Novel AI's Tokenizer to "enable stronger storytelling capabilities"
Novel AI recently developed a custom tokenizer for their AI models. The GitHub project detailing their process provides an inside look at engineering tradeoffs like vocabulary size, compression ratio, and handling numerals. The focus of this project is to build a tokenizer that enables stronger storytelling capabilities. Let's explore!
On the surface, the new tokenizer offers clear advantages:
Improved Granularity and Flexibility: Unlike traditional tokenizers, this one offers a balance between word-level and subword-level tokenization. By breaking down words into meaningful fragments, it can better understand and generate nuanced text. This is especially crucial for storytelling where context, nuance, and subtlety matter.
Compression Ratio: A higher compression ratio means the model can process and understand larger chunks of text at once. This is vital for maintaining context in long narratives or when referencing earlier parts of a story. By achieving a 7-19% higher compression ratio than the LLaMa tokenizer on significant parts of the English dataset, it's evident that the tokenizer is more efficient. This efficiency can translate to richer and more coherent narratives, especially in longer stories.
Adaptability and Evolution: The iterative approach to tokenizer training, with multiple runs and rebalancing, ensures that the tokenizer is optimized for the specific nuances of your dataset. This adaptability is key for evolving storytelling styles and trends.
Some other pros are mentioned. These are more specific to the Novel AI project:
Multilingual Capabilities: By accommodating both English and Japanese from the start, the tokenizer is designed for bilingual storytelling. This means it can seamlessly switch between languages or even blend them, offering richer narratives and reaching a broader audience.
Efficient Handling of Unicode Characters: The ability to natively tokenize Unicode characters, especially emojis, allows for more expressive storytelling. Emojis, in modern communication, can convey emotions, context, and tone, making them valuable in narratives. But they are less relevant to novel writing.
Numeric Understanding: Tokenizing numbers digit by digit enhances the model's capability to understand and manipulate numeric values. This is crucial for stories that involve dates, quantities, or any numerical context.
Disadvantages:
Complexity and Maintenance: Training the tokenizer added development time and complexity.
BPE vs. Unigram: The decision to choose BPE over Unigram was based on compression ratio. While BPE might offer better compression, Unigram might provide more natural word segmentations. The storytelling quality might be affected if the tokenizer doesn't segment words in a way that's intuitive to human readers.
Multilingual Limitations: While accommodating both English and Japanese is a strength, it might also be a limitation. The tokenizer might be overly specialized for these two languages, potentially making it less effective for other languages or multilingual contexts beyond English and Japanese.

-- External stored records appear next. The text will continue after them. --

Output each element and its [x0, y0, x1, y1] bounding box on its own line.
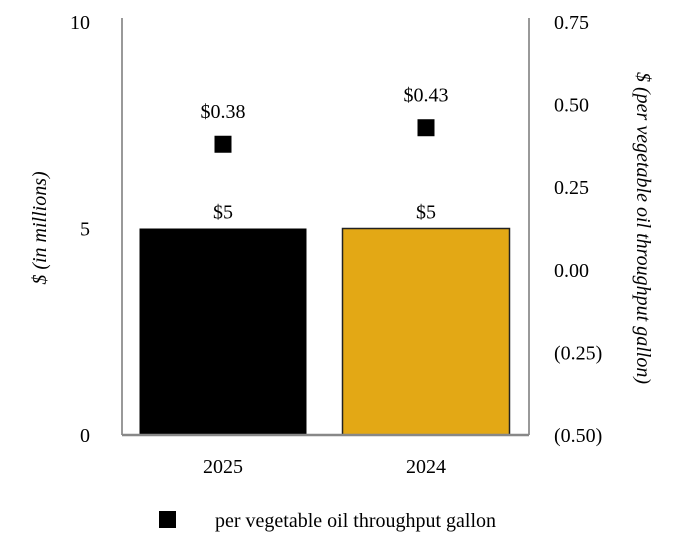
marker-data-label: $0.38 — [201, 101, 246, 123]
legend-marker — [159, 511, 176, 528]
legend-label: per vegetable oil throughput gallon — [215, 510, 496, 532]
right-tick-label: 0.00 — [554, 260, 589, 282]
left-axis-title: $ (in millions) — [29, 171, 51, 285]
right-tick-label: 0.25 — [554, 177, 589, 199]
right-tick-label: 0.75 — [554, 12, 589, 34]
left-tick-label: 10 — [70, 12, 90, 34]
bar-2024 — [341, 227, 511, 436]
left-tick-label: 0 — [80, 425, 90, 447]
x-tick-label: 2025 — [203, 456, 243, 478]
right-axis-title: $ (per vegetable oil throughput gallon) — [632, 72, 654, 384]
x-tick-label: 2024 — [406, 456, 446, 478]
marker-2024 — [417, 119, 435, 137]
bar-2025 — [139, 228, 307, 435]
left-tick-label: 5 — [80, 219, 90, 241]
right-tick-label: (0.25) — [554, 342, 602, 364]
bar-data-label: $5 — [213, 202, 233, 224]
marker-data-label: $0.43 — [404, 85, 449, 107]
right-tick-label: 0.50 — [554, 95, 589, 117]
right-tick-label: (0.50) — [554, 425, 602, 447]
marker-2025 — [214, 135, 232, 153]
bar-data-label: $5 — [416, 202, 436, 224]
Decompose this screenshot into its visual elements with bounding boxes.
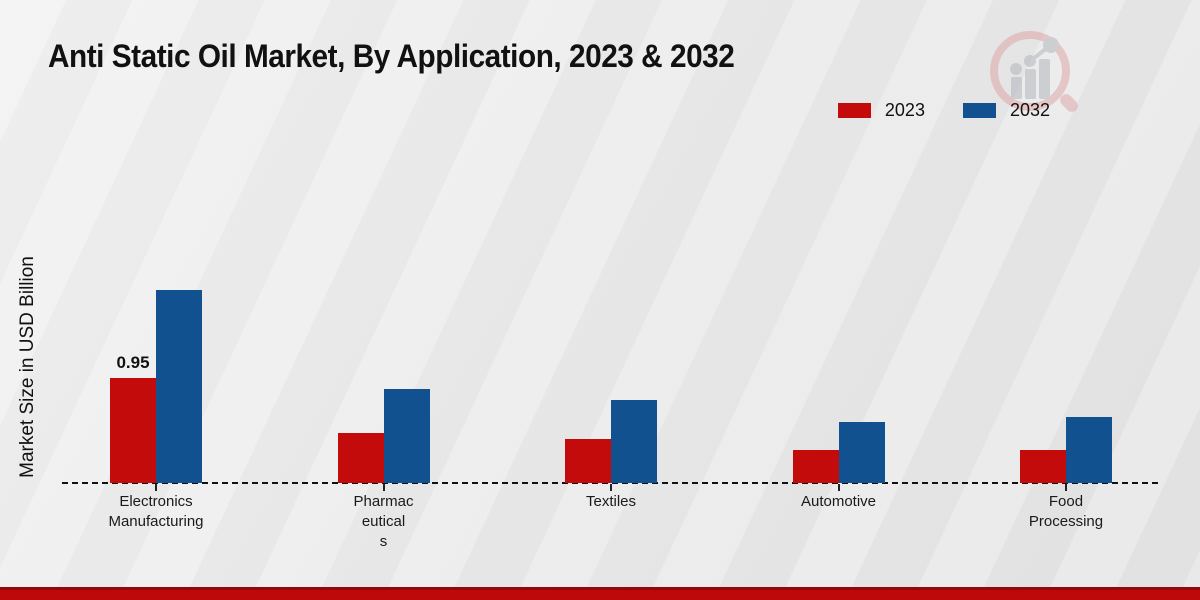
axis-tick-electronics-manufacturing xyxy=(155,484,157,491)
bar-value-label: 0.95 xyxy=(116,353,150,372)
category-label-food-processing: Food Processing xyxy=(1028,493,1104,530)
category-label-automotive: Automotive xyxy=(800,493,877,510)
legend-label-2032: 2032 xyxy=(1009,100,1050,120)
category-label-electronics-manufacturing: Electronics Manufacturing xyxy=(108,493,204,530)
legend-swatch-2023 xyxy=(837,103,871,118)
bar-2032-automotive xyxy=(838,422,885,483)
category-label-textiles: Textiles xyxy=(585,493,637,510)
category-label-pharmaceuticals: Pharmac eutical s xyxy=(353,493,414,550)
magnifier-bar-chart-logo-icon xyxy=(990,31,1078,112)
footer-accent-bar xyxy=(0,587,1200,600)
legend-item-2032: 2032 xyxy=(962,100,1050,121)
chart-title: Anti Static Oil Market, By Application, … xyxy=(48,38,735,74)
bar-2032-electronics-manufacturing xyxy=(156,290,202,483)
axis-tick-food-processing xyxy=(1065,484,1067,491)
bar-2023-textiles xyxy=(565,439,611,483)
legend-label-2023: 2023 xyxy=(884,100,925,120)
bar-2032-pharmaceuticals xyxy=(383,389,430,483)
bar-2032-textiles xyxy=(611,400,657,483)
legend-swatch-2032 xyxy=(962,103,996,118)
legend-item-2023: 2023 xyxy=(837,100,925,121)
bar-2023-food-processing xyxy=(1020,450,1066,483)
x-axis-baseline xyxy=(62,482,1158,484)
axis-tick-textiles xyxy=(610,484,612,491)
axis-tick-pharmaceuticals xyxy=(382,484,385,491)
bar-2023-pharmaceuticals xyxy=(337,433,384,483)
bar-2032-food-processing xyxy=(1066,417,1112,483)
legend: 2023 2032 xyxy=(837,100,1050,121)
bar-2023-electronics-manufacturing xyxy=(110,378,156,483)
bar-2023-automotive xyxy=(792,450,839,483)
axis-tick-automotive xyxy=(837,484,840,491)
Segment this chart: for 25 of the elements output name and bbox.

Vocabulary Size: The decision to use a vocabulary size of 65535 tokens, while efficient from a computational standpoint, might introduce limitations. Is this size sufficient to capture the nuances of both English and Japanese, especially given the richness of the Japanese writing system?
Numeric Tokenization: Tokenizing numbers digit by digit can indeed improve the model's understanding of numeric values. However, it might also make the model less adept at recognizing larger numerical patterns or relationships between numbers.
Handling of Unicode Characters: While the ability to natively tokenize Unicode characters is a strength, there's a potential for overfitting or misinterpretation. Emojis and other Unicode characters can have different meanings in different contexts or cultures. Relying heavily on them might lead to misunderstandings in generated narratives.